Uさん:そんなにすごいものを作ったわけではなく、A4サイズ1枚に詳細を書いたくらいですよ。ただ、代表の考え次第なところが強いため、代表の移行にとにかく沿えるようなものを用意し、対応したという感じですね。

ただ、意向に沿うとは言いつつも、「インボイス登録をしていない個人事業主には、消費税分を全額マイナスにしたい」とおっしゃる代表者が結構多かったんですよ。これは下請法の要件に引っ掛かってしまうため、そのあたりを良い塩梅で代表の方に伝えていくことが必要でした。何社かはちょっと苦労しましたね。

――意向に沿えるのは、あくまでも法の範疇内になりますもんね。

Uさん:そうなんです。良くも悪くも癖のある代表が多いので、理解を広める、納得していただくところが1番苦労したことかもしれません。

「経理から現場社員へ」ではなく「会社として現場社員へ」
発信の形を工夫することで、社員に「ルールを守る」意識の浸透を

――経営者に理解してもらうことが必要になるのは、電帳法やインボイス制度だけの話ではなく、法改正の話すべてに対して言えることだと思います。コミュニケーションの取り方で何か工夫をされていらっしゃるんですか。

Uさん:アドバイザーとして関わっている企業に関しては、こちらが外注という立ち位置になるので、なかなか税務サポートまでは入り込めないのが実際のところなんですよね。そのため、大きな案件のところは税理士から毎月共有される情報を周知するぐらいかなと。

――それは、「第三者の専門家も守らないといけないと言ってますよ」というお墨付き的なイメージですか?

Uさん:そうですね。たとえば、2024年4月から会議費、交際費の要件が変わったんですが、そうした大きなトピックだけ共有を受け、必要に応じて代表にも案内をするといった感じです。

――最終的に制度に合わせて動くのが現場の社員の方であっても、やはりまずは代表に理解してもらうのが大事ですか?

Uさん:そう思いますね。
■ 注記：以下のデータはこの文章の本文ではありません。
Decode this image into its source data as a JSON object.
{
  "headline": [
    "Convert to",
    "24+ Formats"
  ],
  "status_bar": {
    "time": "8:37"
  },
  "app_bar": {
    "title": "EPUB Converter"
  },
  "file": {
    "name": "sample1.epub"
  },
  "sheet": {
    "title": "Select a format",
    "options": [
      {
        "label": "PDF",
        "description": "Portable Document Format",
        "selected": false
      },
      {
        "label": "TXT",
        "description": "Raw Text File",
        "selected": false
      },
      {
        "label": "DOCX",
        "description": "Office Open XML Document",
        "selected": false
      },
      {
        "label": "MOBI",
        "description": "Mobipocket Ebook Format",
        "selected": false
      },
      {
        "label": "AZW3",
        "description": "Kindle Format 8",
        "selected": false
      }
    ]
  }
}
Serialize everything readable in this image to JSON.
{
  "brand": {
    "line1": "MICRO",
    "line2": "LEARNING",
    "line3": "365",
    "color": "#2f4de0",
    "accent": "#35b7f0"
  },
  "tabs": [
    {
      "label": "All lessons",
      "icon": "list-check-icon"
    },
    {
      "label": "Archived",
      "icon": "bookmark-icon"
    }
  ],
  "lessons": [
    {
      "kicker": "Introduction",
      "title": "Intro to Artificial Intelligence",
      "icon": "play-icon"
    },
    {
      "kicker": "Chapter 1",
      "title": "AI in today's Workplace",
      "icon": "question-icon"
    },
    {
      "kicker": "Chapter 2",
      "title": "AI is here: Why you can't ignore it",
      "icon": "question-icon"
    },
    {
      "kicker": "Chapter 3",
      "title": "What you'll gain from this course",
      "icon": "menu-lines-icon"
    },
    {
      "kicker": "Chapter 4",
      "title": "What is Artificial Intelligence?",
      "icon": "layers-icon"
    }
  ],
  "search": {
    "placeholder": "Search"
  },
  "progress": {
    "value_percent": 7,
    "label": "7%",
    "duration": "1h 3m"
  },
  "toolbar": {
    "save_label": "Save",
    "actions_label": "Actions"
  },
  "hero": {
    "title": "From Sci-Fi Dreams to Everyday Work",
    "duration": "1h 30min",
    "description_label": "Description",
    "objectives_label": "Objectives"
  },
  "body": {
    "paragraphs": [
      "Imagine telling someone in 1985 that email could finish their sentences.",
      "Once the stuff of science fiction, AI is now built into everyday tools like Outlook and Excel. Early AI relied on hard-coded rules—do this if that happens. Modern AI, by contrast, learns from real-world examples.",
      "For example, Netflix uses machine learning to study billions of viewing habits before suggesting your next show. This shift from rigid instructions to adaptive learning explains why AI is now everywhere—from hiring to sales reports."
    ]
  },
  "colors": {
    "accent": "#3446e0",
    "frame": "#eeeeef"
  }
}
現場の社員だけに伝え続けても、どうしてもルールを破ったり、守られなかったりするケースが多いと思うんですよ。自社はともかく、アドバイザーとして関わっている会社さんだと、代表とは密にコミュニケーションが取れないというケースもあるのですが、せめて決裁者レベルの方との連携が必要だなとは感じています。

うちの会社は、電帳法やインボイス制度への対応を含め、経理として「こうしてください」とお願いしたいことに対して、現場の社員の方の協力体制が強固なんですね。これは、単に経理を助けるためという意識があるわけではなく、会社の経営のために必要なことだという理解が現場社員に浸透しているからなんです。そうした理解を、なぜ浸透させられているのかというと、代表が現場の社員に向けてそうしたコミュニケーションを取っているからなんですね。

経理担当者が役職的に高い地位にある場合は、自分からの発信でも浸透させるのにそう苦労はしないかもしれませんが、一担当者レベルの場合は、なかなか聞いてもらえない、守ってもらえないと苦労するケースもあるでしょう。そうしたときは、発信方法を工夫して、決裁者や代表者など、何かしらの役職がある方から発信してもらう形にして、会社として守ってほしいことを伝えているんだと明確にするのがいいのではないかと思います。

――今日のテーマである電帳法、インボイス制度以外の経理の仕事にもヒントになるお話でした。今日はありがとうございました!